Monday, June 27, 2011
Thunderstorms that swept through the area Sunday night into Monday morning (June 26-27) had little impact on the Missouri River as it flows through eastern Jackson County. At 7:02 Monday morning, the water level near the Sibley and Levasy levees was at 26.8 feet, according to the National Weather Service (NWS).
Friday, June 24, 2011
The National Weather Service (NWS) did not anticipate the Missouri River's water level near Levasy and Sibley to rise Saturday, June 25. Due to levee breaches Thursday, June 23 in two northwest Missouri counties, river levels fell between Brownville, Nebraska and St. Joseph, Missouri, prompting the NWS to reduce its previous river level projections for June 25. However, the NWS noted any relief down stream from Atchison and Holt counties would only be temporary.
Monday, June 20, 2011
Jackson County officials have been anxiously monitoring conditions along the swollen Missouri River for weeks. Volunteers filled 6,000 sandbags in preparation for potential flooding. On the morning of June 20, the National Weather Service (NWS) issued a flood warning that included parts of Jackson County (near Sibley), as well as parts of Platte and Clay counties.
The United States Army Corps of Engineers recommends this booklet, published by the American Society of Civil Engineers (ASCE), to learn more about levees and how to prepare for flood threats. CLICK HERE to download the 17-page "So You Live Behind A Levee" guide.

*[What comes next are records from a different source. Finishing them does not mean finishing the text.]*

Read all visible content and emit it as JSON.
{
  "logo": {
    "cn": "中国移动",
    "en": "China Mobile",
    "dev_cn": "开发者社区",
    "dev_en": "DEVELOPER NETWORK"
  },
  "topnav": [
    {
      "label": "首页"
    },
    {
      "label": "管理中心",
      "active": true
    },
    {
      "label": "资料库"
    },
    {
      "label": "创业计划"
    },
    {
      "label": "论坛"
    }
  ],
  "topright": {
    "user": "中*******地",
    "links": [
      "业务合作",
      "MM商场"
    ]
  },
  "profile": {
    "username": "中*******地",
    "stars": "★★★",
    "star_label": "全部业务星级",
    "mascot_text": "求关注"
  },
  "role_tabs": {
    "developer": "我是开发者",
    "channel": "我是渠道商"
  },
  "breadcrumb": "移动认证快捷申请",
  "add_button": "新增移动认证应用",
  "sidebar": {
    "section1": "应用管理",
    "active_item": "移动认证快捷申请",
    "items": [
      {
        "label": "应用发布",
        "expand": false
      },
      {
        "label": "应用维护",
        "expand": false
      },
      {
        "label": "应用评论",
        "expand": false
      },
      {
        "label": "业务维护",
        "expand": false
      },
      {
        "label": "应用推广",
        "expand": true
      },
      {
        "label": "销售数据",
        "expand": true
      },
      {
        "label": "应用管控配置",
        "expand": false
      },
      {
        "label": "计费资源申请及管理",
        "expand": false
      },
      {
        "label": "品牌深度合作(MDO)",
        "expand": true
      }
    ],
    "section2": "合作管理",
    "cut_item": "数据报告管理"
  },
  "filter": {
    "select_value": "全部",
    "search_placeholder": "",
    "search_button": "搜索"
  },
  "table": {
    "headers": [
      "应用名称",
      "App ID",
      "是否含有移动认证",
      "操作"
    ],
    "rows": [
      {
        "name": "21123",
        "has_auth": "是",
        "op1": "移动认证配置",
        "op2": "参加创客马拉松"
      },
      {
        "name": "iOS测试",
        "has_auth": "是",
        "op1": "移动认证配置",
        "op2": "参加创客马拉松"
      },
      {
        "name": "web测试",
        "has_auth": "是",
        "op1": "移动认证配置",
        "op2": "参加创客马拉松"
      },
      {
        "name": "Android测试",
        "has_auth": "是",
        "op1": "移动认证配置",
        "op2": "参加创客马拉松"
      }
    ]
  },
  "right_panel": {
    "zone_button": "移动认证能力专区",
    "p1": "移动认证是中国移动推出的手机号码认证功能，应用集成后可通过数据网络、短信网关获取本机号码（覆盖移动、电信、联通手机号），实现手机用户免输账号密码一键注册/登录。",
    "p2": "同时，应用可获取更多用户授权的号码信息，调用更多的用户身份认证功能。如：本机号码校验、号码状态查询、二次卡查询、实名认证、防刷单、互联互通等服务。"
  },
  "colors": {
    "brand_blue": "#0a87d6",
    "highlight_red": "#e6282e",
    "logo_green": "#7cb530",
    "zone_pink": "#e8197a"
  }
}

In recent weeks, Jackson County Emergency Preparedness Director Mike Curry has repeatedly expressed concern about the primary levees in the eastern part of the county having to hold back high water for a sustained period. Even if the Missouri River does not rise high enough to top those levees, Curry is worried they will become weakened and be at risk of breaching, which the ASCE describes as the following:
A levee breach occurs when part of a levee gives way, creating an opening through which floodwaters may pass. A breach may occur gradually or suddenly. The most dangerous breaches happen quickly during periods of high water. The resulting torrent can quickly swamp
a large area behind the failed levee with little or no warning.
Earthen levees can be damaged in several ways. For instance, strong river currents and waves can erode the surface. Debris and ice carried by floodwaters—and even
large objects such as boats or barges—can collide with and gouge the levee. Trees growing on a levee can blow over, leaving a hole where the root wad and soil used to be. Burrowing animals can create holes that enable water to pass through a levee. If severe enough, any of these situations can lead to a zone of weakness that could cause a levee breach.